My stomach fluttered in anticipation. I already liked the idea of another date with Noah.

And it wasn’t the fact he’d organized a private jet for us that had me wanting more alone time with him.

There was so much more to Noah than met the eye, and I felt like I could spend a lifetime unraveling the person he was when he wasn’t wearing his cloak of indifference.

The plane jolted as it started to move forward, and I reached out and grasped Noah’s hand tightly. A flash of embarrassment shuddered through me, but Noah gave my hand a squeeze in return. “You ready to fly?”

“Uh-huh.” I wished I sounded slightly more confident.

It was difficult to combat the nerves bubbling in my chest. My feet had always stayed firmly on the ground, so I had no idea what to expect.

Noah kept hold of my hand as the plane started to accelerate.

It was probably sweaty and gross because my nerves were getting the better of me, but I couldn’t bring myself to let go.

I felt like I was being pushed back in my seat as the plane gained momentum, and when it lifted off the tarmac, my stomach seemed to drop back down to the ground.

Vibrations shook the plane as we climbed higher, and the engines roared as they powered us upward.

The takeoff was much less smooth than I had imagined it would be, and I gripped Noah’s hand tighter and tighter.

“It’s okay,” he whispered in my ear. “I’ve got you.”

I was staring straight ahead of me, but I slowly turned to him. Noah was smiling sweetly, and when my gaze met his, I felt the nerves drift away. As if by magic, the noise churning around us seemed to quiet, and I felt a wave of calm come over me.

“Take a look.” Noah nodded to the window. “The view is worth the take off.”

I leaned over to look out the window and watched as trees and fields and towns drifted below us.

I became more excited and less uncertain the longer we were in the air, especially once big fluffy clouds began to move past the window.

I’d always figured it would freak me out to look down on the world so far beneath me, but the whole concept was a little surreal.

I especially loved when we broke out above the clouds and they formed a blanket below us.

It was like getting a little glimpse of heaven.

“It’s kind of magical up here,” I said.

“Yeah, it is.”

I turned and found Noah was watching me rather than the world below. It was all too easy to get lost in Noah’s eyes, but as I stared at him, I realized I was still holding his hand, and I quickly let go.

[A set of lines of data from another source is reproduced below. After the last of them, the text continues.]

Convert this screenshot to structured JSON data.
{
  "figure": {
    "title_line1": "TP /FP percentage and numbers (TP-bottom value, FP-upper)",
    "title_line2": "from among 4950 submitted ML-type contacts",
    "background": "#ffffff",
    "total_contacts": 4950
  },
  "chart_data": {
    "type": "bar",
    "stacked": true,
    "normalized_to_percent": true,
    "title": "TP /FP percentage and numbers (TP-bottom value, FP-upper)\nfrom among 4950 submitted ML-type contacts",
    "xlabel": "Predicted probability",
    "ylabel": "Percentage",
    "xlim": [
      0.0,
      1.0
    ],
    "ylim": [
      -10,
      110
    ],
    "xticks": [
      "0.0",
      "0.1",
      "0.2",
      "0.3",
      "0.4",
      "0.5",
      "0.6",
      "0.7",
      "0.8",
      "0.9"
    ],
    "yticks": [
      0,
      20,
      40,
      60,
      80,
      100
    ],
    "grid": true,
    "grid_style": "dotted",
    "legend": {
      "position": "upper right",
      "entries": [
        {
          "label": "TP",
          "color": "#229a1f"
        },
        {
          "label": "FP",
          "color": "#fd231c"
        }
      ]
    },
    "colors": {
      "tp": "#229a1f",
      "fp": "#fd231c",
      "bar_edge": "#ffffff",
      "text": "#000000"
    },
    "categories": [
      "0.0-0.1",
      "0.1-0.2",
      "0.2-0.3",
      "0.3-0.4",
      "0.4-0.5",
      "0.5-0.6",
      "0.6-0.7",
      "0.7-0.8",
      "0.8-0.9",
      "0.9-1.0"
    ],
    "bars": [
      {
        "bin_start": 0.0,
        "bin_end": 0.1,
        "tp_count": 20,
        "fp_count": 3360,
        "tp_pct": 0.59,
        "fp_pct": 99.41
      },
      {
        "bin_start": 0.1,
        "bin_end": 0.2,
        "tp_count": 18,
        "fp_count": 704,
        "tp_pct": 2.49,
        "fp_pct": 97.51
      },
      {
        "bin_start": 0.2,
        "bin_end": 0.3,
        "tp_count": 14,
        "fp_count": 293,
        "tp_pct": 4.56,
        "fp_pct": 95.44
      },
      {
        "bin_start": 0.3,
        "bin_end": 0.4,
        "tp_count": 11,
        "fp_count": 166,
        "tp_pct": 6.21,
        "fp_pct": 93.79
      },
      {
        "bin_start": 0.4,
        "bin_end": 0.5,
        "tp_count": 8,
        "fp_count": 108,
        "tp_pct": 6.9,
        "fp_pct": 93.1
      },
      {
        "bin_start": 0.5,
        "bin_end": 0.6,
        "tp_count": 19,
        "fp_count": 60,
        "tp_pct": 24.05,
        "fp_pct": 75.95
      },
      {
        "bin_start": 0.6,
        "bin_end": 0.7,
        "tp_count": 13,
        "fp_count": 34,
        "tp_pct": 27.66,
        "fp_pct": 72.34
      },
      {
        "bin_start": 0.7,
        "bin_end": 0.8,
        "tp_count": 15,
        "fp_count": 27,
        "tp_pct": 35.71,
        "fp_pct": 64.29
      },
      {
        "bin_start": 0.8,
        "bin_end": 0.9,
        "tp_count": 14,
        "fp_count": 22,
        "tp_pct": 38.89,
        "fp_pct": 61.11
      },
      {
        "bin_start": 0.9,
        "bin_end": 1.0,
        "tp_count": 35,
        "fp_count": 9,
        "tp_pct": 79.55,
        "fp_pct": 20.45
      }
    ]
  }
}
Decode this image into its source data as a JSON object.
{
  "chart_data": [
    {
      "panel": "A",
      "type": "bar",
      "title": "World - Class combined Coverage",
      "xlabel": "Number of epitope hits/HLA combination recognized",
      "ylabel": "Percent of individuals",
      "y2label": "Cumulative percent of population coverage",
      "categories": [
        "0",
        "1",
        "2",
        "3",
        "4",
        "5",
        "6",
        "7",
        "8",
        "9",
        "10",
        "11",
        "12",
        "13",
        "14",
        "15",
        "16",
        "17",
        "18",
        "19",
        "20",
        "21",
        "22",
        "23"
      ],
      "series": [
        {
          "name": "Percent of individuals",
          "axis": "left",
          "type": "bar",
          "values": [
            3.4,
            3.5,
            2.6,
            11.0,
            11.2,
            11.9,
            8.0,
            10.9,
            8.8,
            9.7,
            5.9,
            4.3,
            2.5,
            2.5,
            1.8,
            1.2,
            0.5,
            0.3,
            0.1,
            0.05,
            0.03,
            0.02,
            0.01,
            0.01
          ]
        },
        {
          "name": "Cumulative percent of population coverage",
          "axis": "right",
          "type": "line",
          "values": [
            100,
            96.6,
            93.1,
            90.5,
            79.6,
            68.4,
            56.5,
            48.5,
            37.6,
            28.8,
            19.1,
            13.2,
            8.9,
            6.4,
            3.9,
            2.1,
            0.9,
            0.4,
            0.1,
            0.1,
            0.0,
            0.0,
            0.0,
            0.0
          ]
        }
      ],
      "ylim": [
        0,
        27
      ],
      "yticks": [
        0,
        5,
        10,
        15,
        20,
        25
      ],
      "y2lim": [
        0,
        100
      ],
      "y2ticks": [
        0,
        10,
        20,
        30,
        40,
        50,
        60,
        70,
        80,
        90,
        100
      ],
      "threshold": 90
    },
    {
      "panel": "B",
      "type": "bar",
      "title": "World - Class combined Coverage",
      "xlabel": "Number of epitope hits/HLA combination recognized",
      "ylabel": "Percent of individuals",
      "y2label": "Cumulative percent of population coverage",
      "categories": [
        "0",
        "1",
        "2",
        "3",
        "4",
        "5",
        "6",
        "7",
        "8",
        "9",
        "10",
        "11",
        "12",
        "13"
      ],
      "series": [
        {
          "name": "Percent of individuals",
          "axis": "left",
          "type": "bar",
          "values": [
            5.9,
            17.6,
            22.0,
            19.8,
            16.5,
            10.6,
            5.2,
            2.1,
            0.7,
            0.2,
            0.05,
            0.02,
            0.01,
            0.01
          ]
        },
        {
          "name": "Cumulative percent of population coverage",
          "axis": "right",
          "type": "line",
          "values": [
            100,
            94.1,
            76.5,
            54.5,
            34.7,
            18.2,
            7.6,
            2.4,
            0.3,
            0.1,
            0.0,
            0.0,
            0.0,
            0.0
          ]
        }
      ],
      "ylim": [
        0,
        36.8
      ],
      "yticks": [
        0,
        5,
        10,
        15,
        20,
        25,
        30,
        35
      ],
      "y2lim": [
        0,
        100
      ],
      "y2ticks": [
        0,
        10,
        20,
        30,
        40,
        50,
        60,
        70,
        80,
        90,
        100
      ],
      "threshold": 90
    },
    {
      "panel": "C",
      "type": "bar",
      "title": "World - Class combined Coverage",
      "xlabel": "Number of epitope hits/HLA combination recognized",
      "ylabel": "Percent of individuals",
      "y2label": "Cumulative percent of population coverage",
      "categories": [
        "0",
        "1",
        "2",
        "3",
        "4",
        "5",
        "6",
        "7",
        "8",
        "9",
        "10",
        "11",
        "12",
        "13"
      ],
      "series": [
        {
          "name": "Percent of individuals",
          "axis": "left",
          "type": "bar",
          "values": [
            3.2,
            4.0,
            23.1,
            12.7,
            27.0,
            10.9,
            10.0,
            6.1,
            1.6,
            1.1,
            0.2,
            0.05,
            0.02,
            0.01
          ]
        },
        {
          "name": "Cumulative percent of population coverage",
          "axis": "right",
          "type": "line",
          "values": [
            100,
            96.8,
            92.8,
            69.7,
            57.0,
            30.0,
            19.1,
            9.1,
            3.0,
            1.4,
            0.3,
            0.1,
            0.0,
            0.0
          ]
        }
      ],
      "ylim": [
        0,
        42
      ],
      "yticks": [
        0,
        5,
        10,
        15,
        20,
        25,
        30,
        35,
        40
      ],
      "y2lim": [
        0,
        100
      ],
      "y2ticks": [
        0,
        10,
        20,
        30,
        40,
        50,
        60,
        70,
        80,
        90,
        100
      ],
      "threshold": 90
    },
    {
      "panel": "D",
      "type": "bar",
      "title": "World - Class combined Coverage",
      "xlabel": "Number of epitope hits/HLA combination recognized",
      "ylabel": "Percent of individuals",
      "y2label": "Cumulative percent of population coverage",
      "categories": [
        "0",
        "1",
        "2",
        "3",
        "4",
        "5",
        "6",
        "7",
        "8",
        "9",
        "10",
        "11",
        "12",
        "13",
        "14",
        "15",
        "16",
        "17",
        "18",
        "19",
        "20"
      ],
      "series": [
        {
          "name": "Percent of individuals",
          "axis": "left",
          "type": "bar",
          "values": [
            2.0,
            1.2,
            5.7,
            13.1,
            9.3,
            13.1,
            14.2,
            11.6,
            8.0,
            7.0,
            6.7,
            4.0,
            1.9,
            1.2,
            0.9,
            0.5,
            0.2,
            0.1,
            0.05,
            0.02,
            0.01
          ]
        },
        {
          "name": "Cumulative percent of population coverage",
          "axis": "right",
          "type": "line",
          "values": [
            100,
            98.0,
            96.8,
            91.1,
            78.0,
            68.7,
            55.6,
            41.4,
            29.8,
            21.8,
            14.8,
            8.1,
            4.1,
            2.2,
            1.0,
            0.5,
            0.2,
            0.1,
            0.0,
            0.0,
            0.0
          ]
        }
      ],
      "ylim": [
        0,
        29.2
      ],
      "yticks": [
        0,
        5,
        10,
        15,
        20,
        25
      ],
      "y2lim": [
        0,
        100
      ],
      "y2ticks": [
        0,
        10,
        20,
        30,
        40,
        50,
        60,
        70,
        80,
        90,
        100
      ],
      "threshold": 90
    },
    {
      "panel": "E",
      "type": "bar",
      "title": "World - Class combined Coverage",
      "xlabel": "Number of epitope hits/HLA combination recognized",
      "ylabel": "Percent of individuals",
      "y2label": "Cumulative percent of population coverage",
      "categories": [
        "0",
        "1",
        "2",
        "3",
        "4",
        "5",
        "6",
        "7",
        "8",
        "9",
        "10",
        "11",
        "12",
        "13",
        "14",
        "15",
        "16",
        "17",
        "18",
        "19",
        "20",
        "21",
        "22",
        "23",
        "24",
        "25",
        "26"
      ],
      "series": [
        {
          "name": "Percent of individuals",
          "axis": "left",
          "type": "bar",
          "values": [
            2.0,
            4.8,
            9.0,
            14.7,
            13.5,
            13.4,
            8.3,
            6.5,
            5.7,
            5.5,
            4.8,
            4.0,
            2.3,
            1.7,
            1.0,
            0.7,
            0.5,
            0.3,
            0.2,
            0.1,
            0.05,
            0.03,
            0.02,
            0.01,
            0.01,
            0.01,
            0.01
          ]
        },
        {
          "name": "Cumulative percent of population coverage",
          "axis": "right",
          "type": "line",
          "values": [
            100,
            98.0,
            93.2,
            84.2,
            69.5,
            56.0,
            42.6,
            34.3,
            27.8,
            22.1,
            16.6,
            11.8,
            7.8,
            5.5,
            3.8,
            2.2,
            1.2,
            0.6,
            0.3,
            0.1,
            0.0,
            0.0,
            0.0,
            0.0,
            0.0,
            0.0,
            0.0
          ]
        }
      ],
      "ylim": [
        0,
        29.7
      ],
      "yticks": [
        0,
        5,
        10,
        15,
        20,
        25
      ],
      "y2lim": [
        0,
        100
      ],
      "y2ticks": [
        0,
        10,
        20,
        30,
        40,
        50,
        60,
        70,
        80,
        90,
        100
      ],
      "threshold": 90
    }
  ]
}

“Sorry,” I murmured. “I forgot I was still holding on for dear life.” I’d been squeezing his hand so tightly I really hoped I hadn’t hurt him.

“You’ve got a pretty firm grip,” he said, giving his hand a shake.

“You should have said something!”

“Well, I didn’t want you to let go.” He reached out and linked his fingers between mine once more. “I liked it.”

I liked it too. It was crazy how something as simple as the feel of his skin against mine set my heart fluttering or how the way he lightly brushed his thumb over the back of my hand sent tingles all through my body.

I’d thought the view outside was impressive, but in truth, we could have been anywhere right now, and it would have felt just as magical.

“So, are you going to tell me where we’re going yet?” I asked.

“Nope.”

“You won’t even give me a small clue?”

“Not even a hint. I don’t want to ruin the surprise.”

“I told you I don’t like surprises …”

“Trust me, you’ll like this one.”

The smile he gave me was so open and genuine.

When Noah smiled like that, it was impossible not to like him—and impossible not to want to fall deeply and madly in love with him.

Noah’s smile was lethal, a heartbreak in the making.

I wasn’t supposed to be falling for him.

I was supposed to be protecting myself from getting hurt again.

Somehow, I was here with my heart in my hands, open and vulnerable, as I contemplated offering it once more.

All I could think as I stared up at Noah was that I couldn’t stop myself from wanting him, even if I tried. Falling for him felt inevitable. And if falling for him meant I was going to get my heart broken again, I was in serious trouble.